Britton has 154 saves in 11 major league seasons with the Yankees and Orioles and is eligible for free agency after the World Series. After pitching to a 5.89 ERA in 22 appearances in 2021, Britton, who has commanded a $14 million salary while on the IL this season, said he wanted to truly feel like a contributor on a championship contender.
"The reason why I kind of pushed things was because I wanted to pitch this year for this team and help them win," Britton said last week while addressing his motivation for returning this year. "There's no benefit for me, personally, other than the fact that maybe I can have an impact on a World Series championship team. It's really the only goal for me at this stage of my career."
Britton made eight minor league injury rehabilitation appearances, allowing one run and eight hits in 6⅔ innings for Single-A Tampa, Double-A Somerset and Triple-A Scranton/Wilkes-Barre. He returned to the major leagues on Sept. 24 against Boston Red Sox and also pitched Wednesday at Toronto. He got one out in each appearance but had trouble with control, walking five. Across three games, Britton has pitched only ⅔ of an inning and has a 13.50 ERA.
It was already a remote possibility that Britton would make the Yankees' postseason roster. There is a numbers crunch in the Yankees' bullpen, as teams can carry a maximum of 13 pitchers on their 26-man postseason rosters, with no league-mandated minimum.

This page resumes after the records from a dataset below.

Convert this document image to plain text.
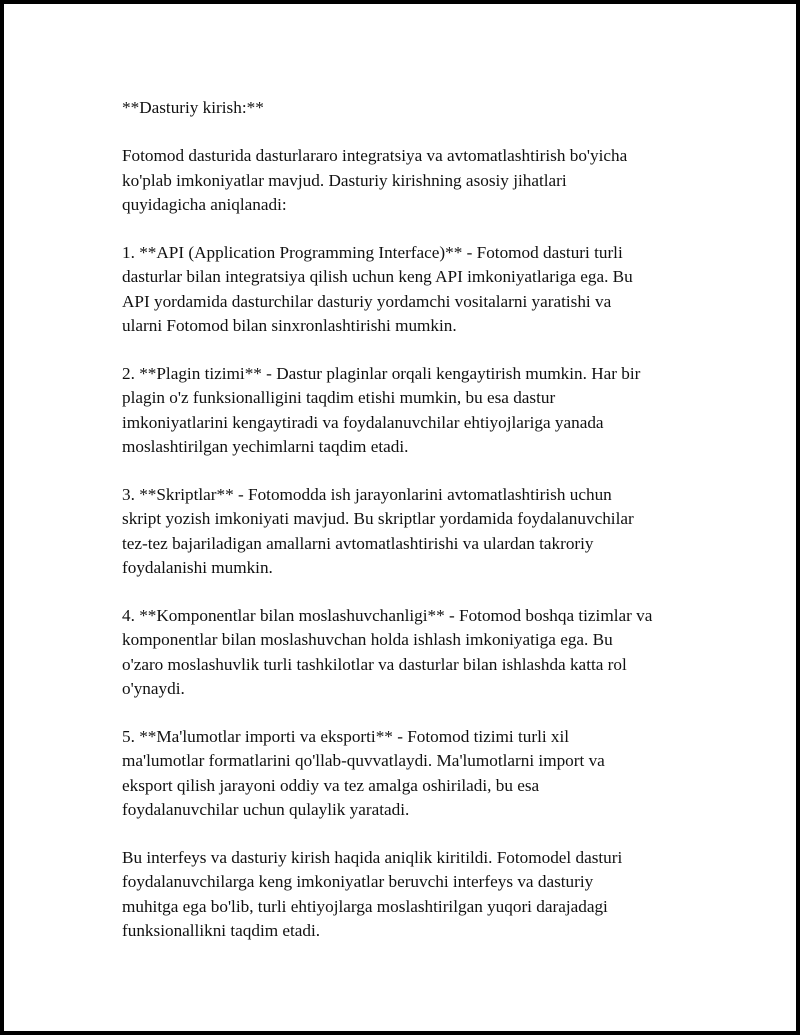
**Dasturiy kirish:**

Fotomod dasturida dasturlararo integratsiya va avtomatlashtirish bo'yicha
ko'plab imkoniyatlar mavjud. Dasturiy kirishning asosiy jihatlari
quyidagicha aniqlanadi:

1. **API (Application Programming Interface)** - Fotomod dasturi turli
dasturlar bilan integratsiya qilish uchun keng API imkoniyatlariga ega. Bu
API yordamida dasturchilar dasturiy yordamchi vositalarni yaratishi va
ularni Fotomod bilan sinxronlashtirishi mumkin.

2. **Plagin tizimi** - Dastur plaginlar orqali kengaytirish mumkin. Har bir
plagin o'z funksionalligini taqdim etishi mumkin, bu esa dastur
imkoniyatlarini kengaytiradi va foydalanuvchilar ehtiyojlariga yanada
moslashtirilgan yechimlarni taqdim etadi.

3. **Skriptlar** - Fotomodda ish jarayonlarini avtomatlashtirish uchun
skript yozish imkoniyati mavjud. Bu skriptlar yordamida foydalanuvchilar
tez-tez bajariladigan amallarni avtomatlashtirishi va ulardan takroriy
foydalanishi mumkin.

4. **Komponentlar bilan moslashuvchanligi** - Fotomod boshqa tizimlar va
komponentlar bilan moslashuvchan holda ishlash imkoniyatiga ega. Bu
o'zaro moslashuvlik turli tashkilotlar va dasturlar bilan ishlashda katta rol
o'ynaydi.

5. **Ma'lumotlar importi va eksporti** - Fotomod tizimi turli xil
ma'lumotlar formatlarini qo'llab-quvvatlaydi. Ma'lumotlarni import va
eksport qilish jarayoni oddiy va tez amalga oshiriladi, bu esa
foydalanuvchilar uchun qulaylik yaratadi.

Bu interfeys va dasturiy kirish haqida aniqlik kiritildi. Fotomodel dasturi
foydalanuvchilarga keng imkoniyatlar beruvchi interfeys va dasturiy
muhitga ega bo'lib, turli ehtiyojlarga moslashtirilgan yuqori darajadagi
funksionallikni taqdim etadi.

The Yankees currently have two relievers nearing a return from injury who have been contributors all season. Peralta, who has been a high-leverage option, threw a bullpen and will throw another Sunday before the Yankees decide whether to activate him. He could be an option during their last regular-season series, a four-game set against the Texas Rangers in Arlington that begins Monday.
Miguel Castro, who rejoined the team Friday, is also on track to make his way back from a 60-day stint on the IL with a right shoulder strain. It is a similar case for fellow right-handed reliever Albert Abreu, who is close to being fully recovered from right elbow inflammation.
The Associated Press contributed to this report.